I have numpy 3D arrays with the following shape : (688, 549, 3).
Each dimension is an image. All the dimentions dtype is 'float64', however, the 3rd one was has only integers (but because of the dtype they are saved as float, for example. isntad of 3 it will be 3.0 ).
I'm trying to transform the array to dataframe.

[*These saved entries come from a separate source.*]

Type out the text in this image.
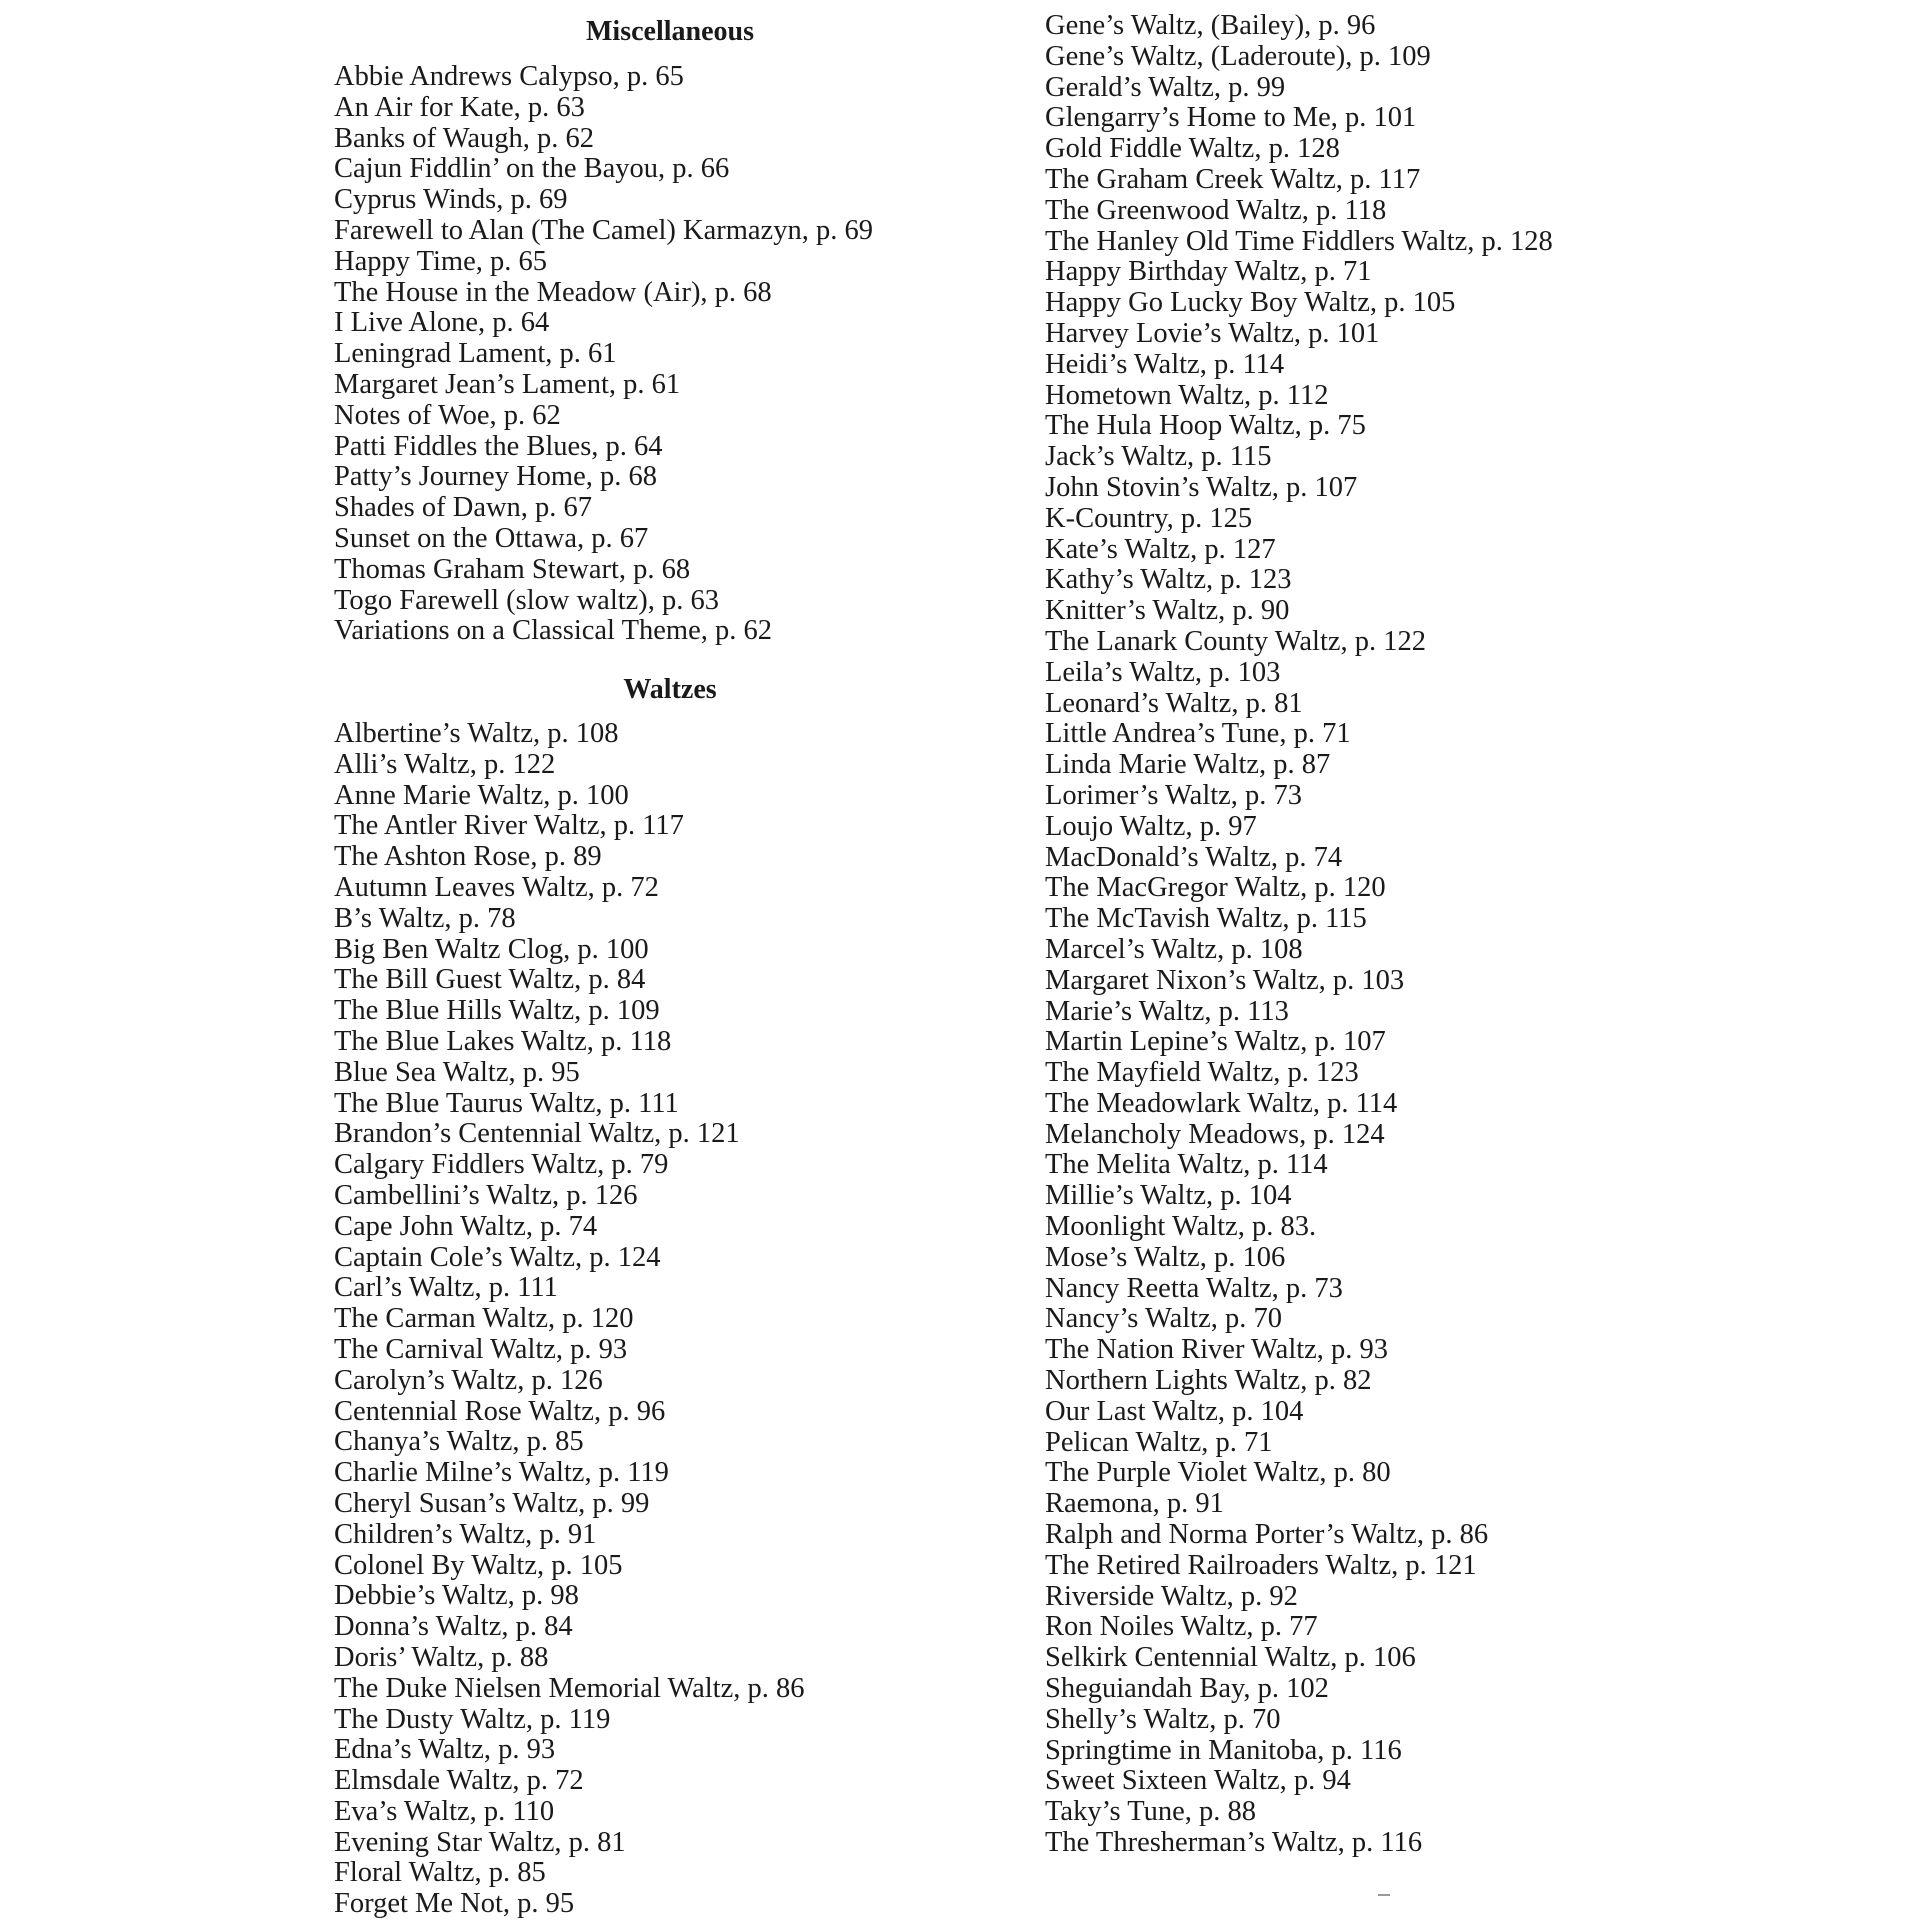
Miscellaneous
Abbie Andrews Calypso, p. 65
An Air for Kate, p. 63
Banks of Waugh, p. 62
Cajun Fiddlin’ on the Bayou, p. 66
Cyprus Winds, p. 69
Farewell to Alan (The Camel) Karmazyn, p. 69
Happy Time, p. 65
The House in the Meadow (Air), p. 68
I Live Alone, p. 64
Leningrad Lament, p. 61
Margaret Jean’s Lament, p. 61
Notes of Woe, p. 62
Patti Fiddles the Blues, p. 64
Patty’s Journey Home, p. 68
Shades of Dawn, p. 67
Sunset on the Ottawa, p. 67
Thomas Graham Stewart, p. 68
Togo Farewell (slow waltz), p. 63
Variations on a Classical Theme, p. 62
Waltzes
Albertine’s Waltz, p. 108
Alli’s Waltz, p. 122
Anne Marie Waltz, p. 100
The Antler River Waltz, p. 117
The Ashton Rose, p. 89
Autumn Leaves Waltz, p. 72
B’s Waltz, p. 78
Big Ben Waltz Clog, p. 100
The Bill Guest Waltz, p. 84
The Blue Hills Waltz, p. 109
The Blue Lakes Waltz, p. 118
Blue Sea Waltz, p. 95
The Blue Taurus Waltz, p. 111
Brandon’s Centennial Waltz, p. 121
Calgary Fiddlers Waltz, p. 79
Cambellini’s Waltz, p. 126
Cape John Waltz, p. 74
Captain Cole’s Waltz, p. 124
Carl’s Waltz, p. 111
The Carman Waltz, p. 120
The Carnival Waltz, p. 93
Carolyn’s Waltz, p. 126
Centennial Rose Waltz, p. 96
Chanya’s Waltz, p. 85
Charlie Milne’s Waltz, p. 119
Cheryl Susan’s Waltz, p. 99
Children’s Waltz, p. 91
Colonel By Waltz, p. 105
Debbie’s Waltz, p. 98
Donna’s Waltz, p. 84
Doris’ Waltz, p. 88
The Duke Nielsen Memorial Waltz, p. 86
The Dusty Waltz, p. 119
Edna’s Waltz, p. 93
Elmsdale Waltz, p. 72
Eva’s Waltz, p. 110
Evening Star Waltz, p. 81
Floral Waltz, p. 85
Forget Me Not, p. 95
Gene’s Waltz, (Bailey), p. 96
Gene’s Waltz, (Laderoute), p. 109
Gerald’s Waltz, p. 99
Glengarry’s Home to Me, p. 101
Gold Fiddle Waltz, p. 128
The Graham Creek Waltz, p. 117
The Greenwood Waltz, p. 118
The Hanley Old Time Fiddlers Waltz, p. 128
Happy Birthday Waltz, p. 71
Happy Go Lucky Boy Waltz, p. 105
Harvey Lovie’s Waltz, p. 101
Heidi’s Waltz, p. 114
Hometown Waltz, p. 112
The Hula Hoop Waltz, p. 75
Jack’s Waltz, p. 115
John Stovin’s Waltz, p. 107
K-Country, p. 125
Kate’s Waltz, p. 127
Kathy’s Waltz, p. 123
Knitter’s Waltz, p. 90
The Lanark County Waltz, p. 122
Leila’s Waltz, p. 103
Leonard’s Waltz, p. 81
Little Andrea’s Tune, p. 71
Linda Marie Waltz, p. 87
Lorimer’s Waltz, p. 73
Loujo Waltz, p. 97
MacDonald’s Waltz, p. 74
The MacGregor Waltz, p. 120
The McTavish Waltz, p. 115
Marcel’s Waltz, p. 108
Margaret Nixon’s Waltz, p. 103
Marie’s Waltz, p. 113
Martin Lepine’s Waltz, p. 107
The Mayfield Waltz, p. 123
The Meadowlark Waltz, p. 114
Melancholy Meadows, p. 124
The Melita Waltz, p. 114
Millie’s Waltz, p. 104
Moonlight Waltz, p. 83.
Mose’s Waltz, p. 106
Nancy Reetta Waltz, p. 73
Nancy’s Waltz, p. 70
The Nation River Waltz, p. 93
Northern Lights Waltz, p. 82
Our Last Waltz, p. 104
Pelican Waltz, p. 71
The Purple Violet Waltz, p. 80
Raemona, p. 91
Ralph and Norma Porter’s Waltz, p. 86
The Retired Railroaders Waltz, p. 121
Riverside Waltz, p. 92
Ron Noiles Waltz, p. 77
Selkirk Centennial Waltz, p. 106
Sheguiandah Bay, p. 102
Shelly’s Waltz, p. 70
Springtime in Manitoba, p. 116
Sweet Sixteen Waltz, p. 94
Taky’s Tune, p. 88
The Thresherman’s Waltz, p. 116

I use this script:
pd.DataFrame(array.reshape([3,-1]).T,columns=['band1','band2','classes'])
>>> band1 vband2 classes
0 NaN -19.110207 -10.134580
1 NaN -28.449677 -15.704137
2 0.0 2.000000 2.000000
3 NaN -19.117571 -10.166842
4 NaN -28.500092 -15.727423
....
as you can see, the result are mismatch - column "classes" supose to be only int numbers between 1-4, and the two first columns suppose to have the float negative numbers. but it can be seen that row 2 got values of "classes" column on the 2nd column, and in general is mismatch.
I have used this method before to create dataframe from 3D and even more dimension arrays, but for some reason that I can find yet, in this case I get very mismatched dataframe.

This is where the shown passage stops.